В общежитии вовсю шел ремонт. Жара стала просто немыслимой. А тут еще Элаббас окончательно помрачнел: молчит, брови насуплены; лежит ночью и вдруг вскакивает, садится на кровати, бормочет. Или начинает проклинать кого-то... Словом, жить становится все труднее.
В эти трудные дни я всерьез начал подумывать, не пойти ли к Салиму Сахибу. Я знал, где живет писатель, и был уверен, что, если я заявлюсь к нему, он меня не прогонит. Приду, скажу: я такой-то, сын такого-то, внук такого-то... Попал в тяжелое положение, надеяться не на что, как-никак односельчане, не можете ли вы похлопотать за меня?..
Нашу встречу в деревне он, конечно, помнить не может, я был тогда третьеклассником. А вот как мы встретились в университете, это он помнит наверняка. А если и забыл, я напомню. "Этой весной, - скажу я ему, - вы были у нас в университете, вы еще пошутили тогда: "Сорок лет в зеркало не гляжусь, только чтоб бузбулакца не увидеть..." Помните? Нет, эту шуточку я ему припоминать не стану, потому что именно на этом месте я спотыкаюсь всякий раз, когда совсем уж было решаюсь отправиться к Салиму Сахибу. И не потому, что мне, единственному бузбулакцу, оказавшемуся среди сотен студентов, она пришлась не по вкусу. Тут дело серьезней. Во время встречи я промолчал, но зато потом, когда в кабинете Тахира-муаллима состоялось традиционное чаепитие, на которое приглашены были несколько преподавателей и студентов, я не удержался и завел разговор о Бузбулаке.
"Выходит, вы боитесь бузбулакцев?" - "Я-а-а? - Пораженный Салим Сахиб так по-бузбулакски протянул это слово!.. - Почему я должен бояться бузбулакцев?" - "Ну... Вы сказали насчет зеркала..." - "Так это шутка. Что, шуток не понимаешь?" - "Пусть шутка. Но почему ж вы тогда с сорок шестого года ни разу не побывали в Бузбулаке?" - "С какого?.. - Салим Сахиб задумался. - Да, пожалуй... А почему ты знаешь, что я был в Бузбулаке в сорок шестом году?" - "Сам видел вас. Вы приезжали весной. Я учился тогда в третьем классе. Это было в мае. В мае сорок шестого года..."

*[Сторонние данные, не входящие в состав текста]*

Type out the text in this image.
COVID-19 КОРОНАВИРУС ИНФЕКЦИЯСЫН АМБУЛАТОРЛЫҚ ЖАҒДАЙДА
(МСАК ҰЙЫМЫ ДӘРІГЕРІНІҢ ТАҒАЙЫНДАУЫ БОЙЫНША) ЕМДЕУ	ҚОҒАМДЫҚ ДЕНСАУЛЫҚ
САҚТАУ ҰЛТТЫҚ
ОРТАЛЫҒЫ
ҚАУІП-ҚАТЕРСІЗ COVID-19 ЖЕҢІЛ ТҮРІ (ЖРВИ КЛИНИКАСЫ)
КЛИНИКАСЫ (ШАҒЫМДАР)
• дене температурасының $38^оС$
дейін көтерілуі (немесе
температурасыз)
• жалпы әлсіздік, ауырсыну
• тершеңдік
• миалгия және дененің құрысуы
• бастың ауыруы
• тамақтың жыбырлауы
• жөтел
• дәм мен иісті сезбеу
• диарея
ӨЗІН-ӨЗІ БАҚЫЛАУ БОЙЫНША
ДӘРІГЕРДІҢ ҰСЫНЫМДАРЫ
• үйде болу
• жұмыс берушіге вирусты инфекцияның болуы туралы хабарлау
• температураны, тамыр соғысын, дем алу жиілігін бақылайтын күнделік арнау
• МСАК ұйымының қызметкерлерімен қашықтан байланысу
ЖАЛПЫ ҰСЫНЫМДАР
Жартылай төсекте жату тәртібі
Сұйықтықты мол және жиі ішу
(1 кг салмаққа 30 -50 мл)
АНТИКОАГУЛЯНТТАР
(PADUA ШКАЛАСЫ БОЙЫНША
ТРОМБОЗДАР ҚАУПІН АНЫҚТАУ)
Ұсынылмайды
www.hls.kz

Да, стояла весна сорок шестого года, самое начало мая: ярко-зеленая, розово-красная, белая-пребелая весна... Зелеными были листья и травы, розово-красными цветы гранатов и персиков. Белыми - круглые серьги цветущей айвы, гроздья акации, жасмин, шатры вишневых деревьев. Теперь, спустя много лет, мне почему-то кажется, что и бузбулакская речка никогда прежде не видела такой весны. Река текла полноводная, бурливая, потому что зима была снежная, а в апреле шли большие дожди... Но был май, начало мая. Дожди прекратились. Туманы и ненастье, казалось, навсегда покинули Бузбулак. Мир был полон зелени, солнца, света, и сквозь этот свет, сквозь весну, сквозь солнце, ревя от изумления, мчалась синяя горная речка...

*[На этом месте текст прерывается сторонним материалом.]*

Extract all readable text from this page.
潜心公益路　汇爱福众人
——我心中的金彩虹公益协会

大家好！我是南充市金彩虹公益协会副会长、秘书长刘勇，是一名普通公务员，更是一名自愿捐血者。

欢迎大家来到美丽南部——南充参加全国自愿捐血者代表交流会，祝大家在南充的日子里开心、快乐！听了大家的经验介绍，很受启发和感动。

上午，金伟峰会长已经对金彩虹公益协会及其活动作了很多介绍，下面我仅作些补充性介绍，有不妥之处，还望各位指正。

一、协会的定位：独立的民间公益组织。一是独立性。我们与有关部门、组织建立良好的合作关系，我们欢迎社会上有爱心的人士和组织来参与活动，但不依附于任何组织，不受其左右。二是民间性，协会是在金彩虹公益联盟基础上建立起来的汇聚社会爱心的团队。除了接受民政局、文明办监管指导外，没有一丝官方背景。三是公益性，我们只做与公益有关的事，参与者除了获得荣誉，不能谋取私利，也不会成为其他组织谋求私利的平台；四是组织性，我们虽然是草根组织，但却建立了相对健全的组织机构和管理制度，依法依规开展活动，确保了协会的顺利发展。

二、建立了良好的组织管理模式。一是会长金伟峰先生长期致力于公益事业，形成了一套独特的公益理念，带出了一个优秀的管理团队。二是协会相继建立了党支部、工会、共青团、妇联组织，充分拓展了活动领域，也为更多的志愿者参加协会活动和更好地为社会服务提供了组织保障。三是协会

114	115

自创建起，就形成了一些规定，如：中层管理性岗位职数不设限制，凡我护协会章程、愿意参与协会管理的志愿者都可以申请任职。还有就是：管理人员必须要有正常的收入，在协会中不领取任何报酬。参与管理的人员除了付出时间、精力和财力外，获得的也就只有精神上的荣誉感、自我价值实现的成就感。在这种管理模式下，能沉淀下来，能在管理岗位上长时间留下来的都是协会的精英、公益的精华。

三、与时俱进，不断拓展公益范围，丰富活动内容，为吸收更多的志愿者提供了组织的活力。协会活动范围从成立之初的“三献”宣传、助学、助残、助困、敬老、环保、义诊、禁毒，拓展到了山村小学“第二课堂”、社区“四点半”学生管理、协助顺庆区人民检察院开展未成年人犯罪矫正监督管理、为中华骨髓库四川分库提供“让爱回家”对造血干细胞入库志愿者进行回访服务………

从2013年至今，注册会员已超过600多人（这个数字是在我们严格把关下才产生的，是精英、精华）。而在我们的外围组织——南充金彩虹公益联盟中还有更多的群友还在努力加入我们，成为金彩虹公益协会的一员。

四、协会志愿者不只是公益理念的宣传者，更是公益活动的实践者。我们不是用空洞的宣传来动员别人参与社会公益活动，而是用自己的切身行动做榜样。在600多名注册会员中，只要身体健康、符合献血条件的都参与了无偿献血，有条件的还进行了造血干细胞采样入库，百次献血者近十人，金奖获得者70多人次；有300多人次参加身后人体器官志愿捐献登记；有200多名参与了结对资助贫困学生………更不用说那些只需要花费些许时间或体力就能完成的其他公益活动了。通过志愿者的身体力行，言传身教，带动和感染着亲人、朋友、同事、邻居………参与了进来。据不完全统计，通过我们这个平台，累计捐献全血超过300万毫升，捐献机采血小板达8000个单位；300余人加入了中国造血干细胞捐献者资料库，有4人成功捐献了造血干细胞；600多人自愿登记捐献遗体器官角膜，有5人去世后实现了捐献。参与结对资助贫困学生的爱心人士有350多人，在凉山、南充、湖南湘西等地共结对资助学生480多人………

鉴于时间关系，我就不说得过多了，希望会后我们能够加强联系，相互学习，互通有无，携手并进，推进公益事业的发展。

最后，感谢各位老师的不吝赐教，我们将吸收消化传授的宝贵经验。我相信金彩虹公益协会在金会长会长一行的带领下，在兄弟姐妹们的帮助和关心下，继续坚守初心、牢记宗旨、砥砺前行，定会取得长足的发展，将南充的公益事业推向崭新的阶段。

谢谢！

Может быть, бузбулакская речка ревела тогда от радости: пережив морозную зиму и дождливую весну. Бузбулак, живой и здоровый, встречает солнечную весну - это ведь вам не шуточки. Он не погиб от холода, не вымер от голода и теперь уже не погибнет и не вымрет, потому что кончились холода и никто не отнимет у него бузбулакское солнце. Да и голод уже потерял свою смертельную силу: от него еще кружится голова, еще мутит от пустоты в желудке, еще старики недвижно лежат на своих постелях, еще надрываются в люльках некормленые младенцы, но силы у голода уже не было, и бузбулакская земля знала это. А если знали земля и камни, почему не могла знать речка?..

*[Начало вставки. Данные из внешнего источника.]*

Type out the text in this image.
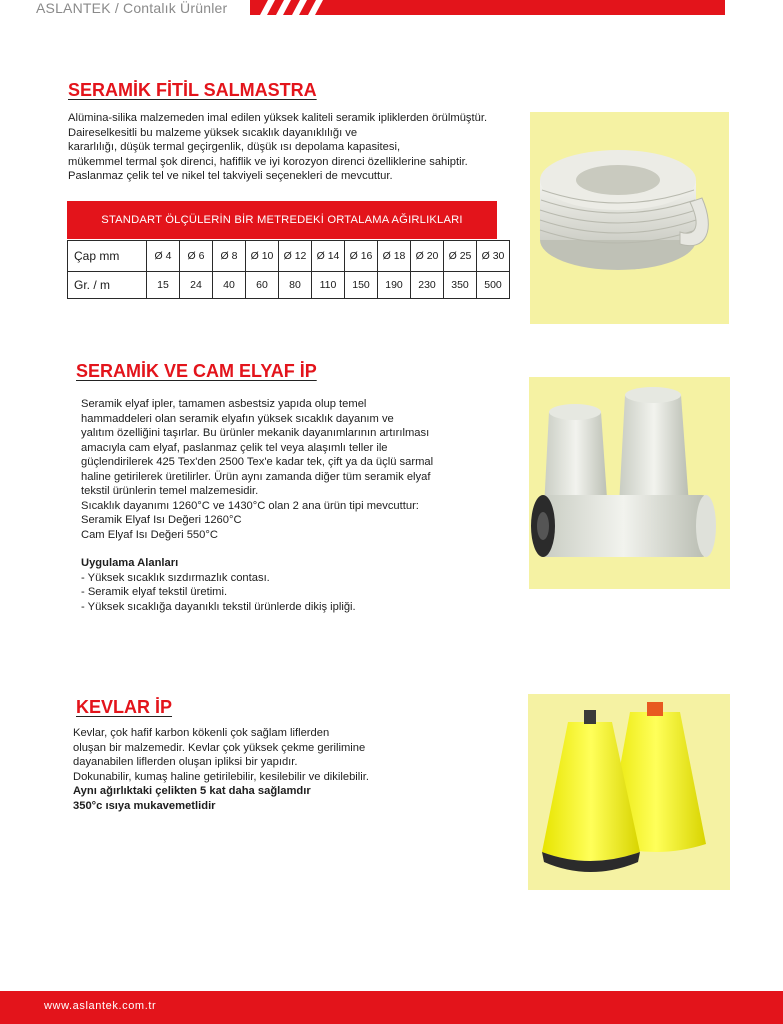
ASLANTEK / Contalık Ürünler
SERAMİK FİTİL SALMASTRA
Alümina-silika malzemeden imal edilen yüksek kaliteli seramik ipliklerden örülmüştür.
Daireselkesitli bu malzeme yüksek sıcaklık dayanıklılığı ve
kararlılığı, düşük termal geçirgenlik, düşük ısı depolama kapasitesi,
mükemmel termal şok direnci, hafiflik ve iyi korozyon direnci özelliklerine sahiptir.
Paslanmaz çelik tel ve nikel tel takviyeli seçenekleri de mevcuttur.
STANDART ÖLÇÜLERİN BİR METREDEKİ ORTALAMA AĞIRLIKLARI
Çap mm	Ø 4	Ø 6	Ø 8	Ø 10	Ø 12	Ø 14	Ø 16	Ø 18	Ø 20	Ø 25	Ø 30
Gr. / m	15	24	40	60	80	110	150	190	230	350	500
SERAMİK VE CAM ELYAF İP
Seramik elyaf ipler, tamamen asbestsiz yapıda olup temel
hammaddeleri olan seramik elyafın yüksek sıcaklık dayanım ve
yalıtım özelliğini taşırlar. Bu ürünler mekanik dayanımlarının artırılması
amacıyla cam elyaf, paslanmaz çelik tel veya alaşımlı teller ile
güçlendirilerek 425 Tex'den 2500 Tex'e kadar tek, çift ya da üçlü sarmal
haline getirilerek üretilirler. Ürün aynı zamanda diğer tüm seramik elyaf
tekstil ürünlerin temel malzemesidir.
Sıcaklık dayanımı 1260°C ve 1430°C olan 2 ana ürün tipi mevcuttur:
Seramik Elyaf Isı Değeri 1260°C
Cam Elyaf Isı Değeri 550°C
Uygulama Alanları
- Yüksek sıcaklık sızdırmazlık contası.
- Seramik elyaf tekstil üretimi.
- Yüksek sıcaklığa dayanıklı tekstil ürünlerde dikiş ipliği.
KEVLAR İP
Kevlar, çok hafif karbon kökenli çok sağlam liflerden
oluşan bir malzemedir. Kevlar çok yüksek çekme gerilimine
dayanabilen liflerden oluşan ipliksi bir yapıdır.
Dokunabilir, kumaş haline getirilebilir, kesilebilir ve dikilebilir.
Aynı ağırlıktaki çelikten 5 kat daha sağlamdır
350°c ısıya mukavemetlidir
www.aslantek.com.tr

Как только пришла весна, женщины и ребятишки начали набирать по берегам этой речки полные подолы съедобной травы: щавеля, лебеды, кислицы... Руки у женщин были зелены от травы, зеленые были рты у детишек. Даже вороньи клювы были тогда зеленые, хотя вороны не клюют траву. Траву, которую можно есть сырой, мы съедали прямо тут, в поле, а ту, которую надо варить, несли домой. Мы столько съели травы, что даже в глазах у нас появился зеленый отблеск. Но все краски наши зеленые глаза видели в их настоящем цвете. Цветы граната и персика были розовые-прерозовые. Жаль, что их нельзя было съесть. Зато у айвы цветы были вполне съедобны. Гроздья акации тоже были сладкие. Одних трав да цветов достаточно было, чтобы не помереть с голода. А еще завязи миндаля - сейчас только их и жевать, еще чуть - и затвердеют. Потом пойдут завязи алычи и сливы, а когда и они затвердеют, начнет поспевать черешня. Потом подойдет шелковица, а там и пшеница, и ячмень начнут наливать колос... И вот когда Бузбулак, сверкая зелеными глазами, ждал, пока поспеет шелковица и начнет наливать зерно пшеница, стало известно, что приезжает Салим Сахиб, тот самый Салим Сахиб, чей портрет висел в школьном коридоре на самом видном месте - там, где вешают стенную газету.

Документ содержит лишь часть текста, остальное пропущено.